The learning in past-paper practice happens after the paper, in the review — and the review should take at least as long as the paper took. A protocol worth teaching explicitly:

  1. Self-mark against the official mark scheme, not an answer key. The mark scheme teaches what earns marks, which is a different lesson from what the right answer is.
  2. Classify every lost mark: content gap (did not know it), method error (knew it, applied it wrongly), question misread (answered a different question), or presentation (right idea, no marks because working or keywords were missing).
  3. Redo every wrong question from scratch before reading the full solution. Reading a solution feels like understanding; reproducing one is understanding.
  4. Record the recurring errors in an error log, with the correction in the student's own words.
  5. Extract one action: a specific topic or question type to revise before the next paper. A paper that produces no action was practice for the sake of it.

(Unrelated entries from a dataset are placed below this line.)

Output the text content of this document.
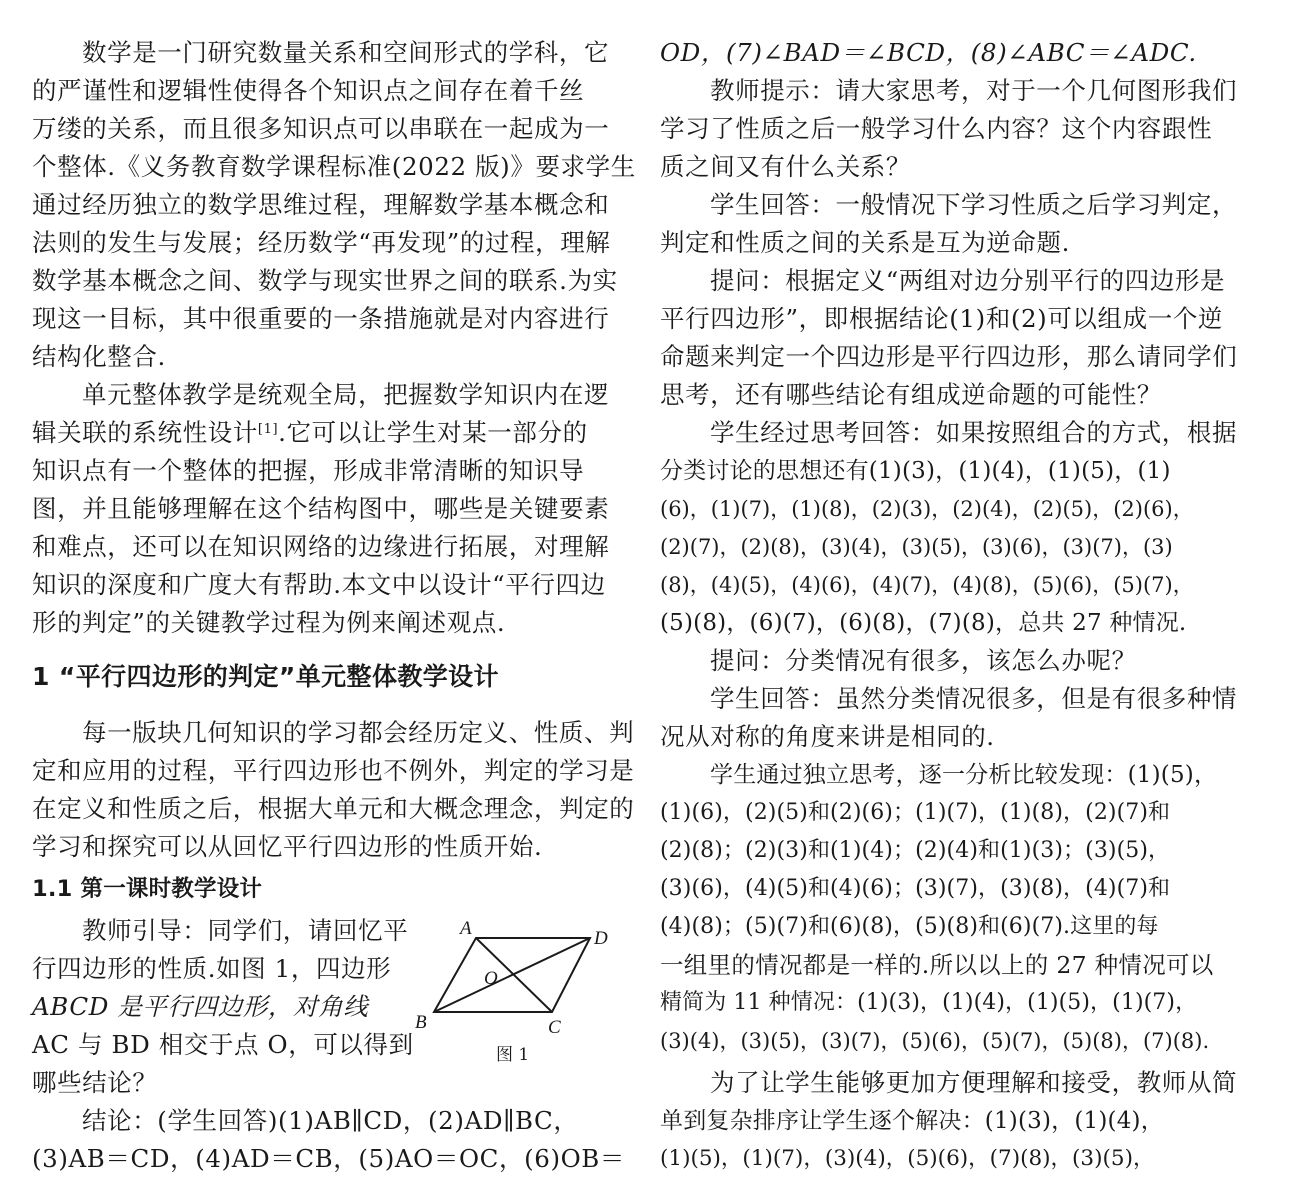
数学是一门研究数量关系和空间形式的学科，它
的严谨性和逻辑性使得各个知识点之间存在着千丝
万缕的关系，而且很多知识点可以串联在一起成为一
个整体.《义务教育数学课程标准(2022 版)》要求学生
通过经历独立的数学思维过程，理解数学基本概念和
法则的发生与发展；经历数学“再发现”的过程，理解
数学基本概念之间、数学与现实世界之间的联系.为实
现这一目标，其中很重要的一条措施就是对内容进行
结构化整合.
单元整体教学是统观全局，把握数学知识内在逻
辑关联的系统性设计[1].它可以让学生对某一部分的
知识点有一个整体的把握，形成非常清晰的知识导
图，并且能够理解在这个结构图中，哪些是关键要素
和难点，还可以在知识网络的边缘进行拓展，对理解
知识的深度和广度大有帮助.本文中以设计“平行四边
形的判定”的关键教学过程为例来阐述观点.
1 “平行四边形的判定”单元整体教学设计
每一版块几何知识的学习都会经历定义、性质、判
定和应用的过程，平行四边形也不例外，判定的学习是
在定义和性质之后，根据大单元和大概念理念，判定的
学习和探究可以从回忆平行四边形的性质开始.
1.1 第一课时教学设计
教师引导：同学们，请回忆平
行四边形的性质.如图 1，四边形
ABCD 是平行四边形，对角线
AC 与 BD 相交于点 O，可以得到
哪些结论？
结论：(学生回答)(1)AB∥CD，(2)AD∥BC，
(3)AB＝CD，(4)AD＝CB，(5)AO＝OC，(6)OB＝
A	D
O
B	C
图 1
OD，(7)∠BAD＝∠BCD，(8)∠ABC＝∠ADC.
教师提示：请大家思考，对于一个几何图形我们
学习了性质之后一般学习什么内容？这个内容跟性
质之间又有什么关系？
学生回答：一般情况下学习性质之后学习判定，
判定和性质之间的关系是互为逆命题.
提问：根据定义“两组对边分别平行的四边形是
平行四边形”，即根据结论(1)和(2)可以组成一个逆
命题来判定一个四边形是平行四边形，那么请同学们
思考，还有哪些结论有组成逆命题的可能性？
学生经过思考回答：如果按照组合的方式，根据
分类讨论的思想还有(1)(3)，(1)(4)，(1)(5)，(1)
(6)，(1)(7)，(1)(8)，(2)(3)，(2)(4)，(2)(5)，(2)(6)，
(2)(7)，(2)(8)，(3)(4)，(3)(5)，(3)(6)，(3)(7)，(3)
(8)，(4)(5)，(4)(6)，(4)(7)，(4)(8)，(5)(6)，(5)(7)，
(5)(8)，(6)(7)，(6)(8)，(7)(8)，总共 27 种情况.
提问：分类情况有很多，该怎么办呢？
学生回答：虽然分类情况很多，但是有很多种情
况从对称的角度来讲是相同的.
学生通过独立思考，逐一分析比较发现：(1)(5)，
(1)(6)，(2)(5)和(2)(6)；(1)(7)，(1)(8)，(2)(7)和
(2)(8)；(2)(3)和(1)(4)；(2)(4)和(1)(3)；(3)(5)，
(3)(6)，(4)(5)和(4)(6)；(3)(7)，(3)(8)，(4)(7)和
(4)(8)；(5)(7)和(6)(8)，(5)(8)和(6)(7).这里的每
一组里的情况都是一样的.所以以上的 27 种情况可以
精简为 11 种情况：(1)(3)，(1)(4)，(1)(5)，(1)(7)，
(3)(4)，(3)(5)，(3)(7)，(5)(6)，(5)(7)，(5)(8)，(7)(8).
为了让学生能够更加方便理解和接受，教师从简
单到复杂排序让学生逐个解决：(1)(3)，(1)(4)，
(1)(5)，(1)(7)，(3)(4)，(5)(6)，(7)(8)，(3)(5)，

Phase two: training, with a timing progression

Once the major content gaps are being repaired, papers become training, and conditions start to matter. Move through a progression rather than jumping straight to full exam conditions:

  • Untimed but complete: whole papers, no clock, building stamina and coverage.
  • Generous time: full paper at around 125 percent of exam time, introducing the clock without the panic.
  • Exam time: strict timing, no notes, no phone, one sitting at a desk — not on a bed, not across three evenings.
  • Exam time minus ten percent, for strong students close to the exam: training a time buffer so the real paper feels spacious.

During timed papers, teach a mark-per-minute discipline: a two-mark question does not deserve eight minutes, however solvable it feels. Students should practise flagging and moving on, then returning — the skill of abandoning a question temporarily is worth several marks on almost every paper and feels deeply unnatural without rehearsal.

Rationing the supply

Papers are a finite resource, especially the most recent and most representative years. Spend older papers and other schools' papers on diagnosis and early training; hold the last two or three years of the actual syllabus for full-condition rehearsals in the final month. A parent's most useful contribution here is logistics: guarding a quiet ninety minutes, printing the paper properly, and afterwards asking not 'what did you score?' but 'what did you find out?' — because the score is a by-product, and the finding is the point.

References & further reading
  1. Roediger, H. L., & Karpicke, J. D. (2006). Test-enhanced learning: Taking memory tests improves long-term retention. Psychological Science.
  2. Adesope, O. O., Trevisan, D. A., & Sundararajan, N. (2017). Rethinking the use of tests: A meta-analysis of practice testing. Review of Educational Research.
  3. Black, P., & Wiliam, D. (1998). Inside the black box: Raising standards through classroom assessment. Phi Delta Kappan.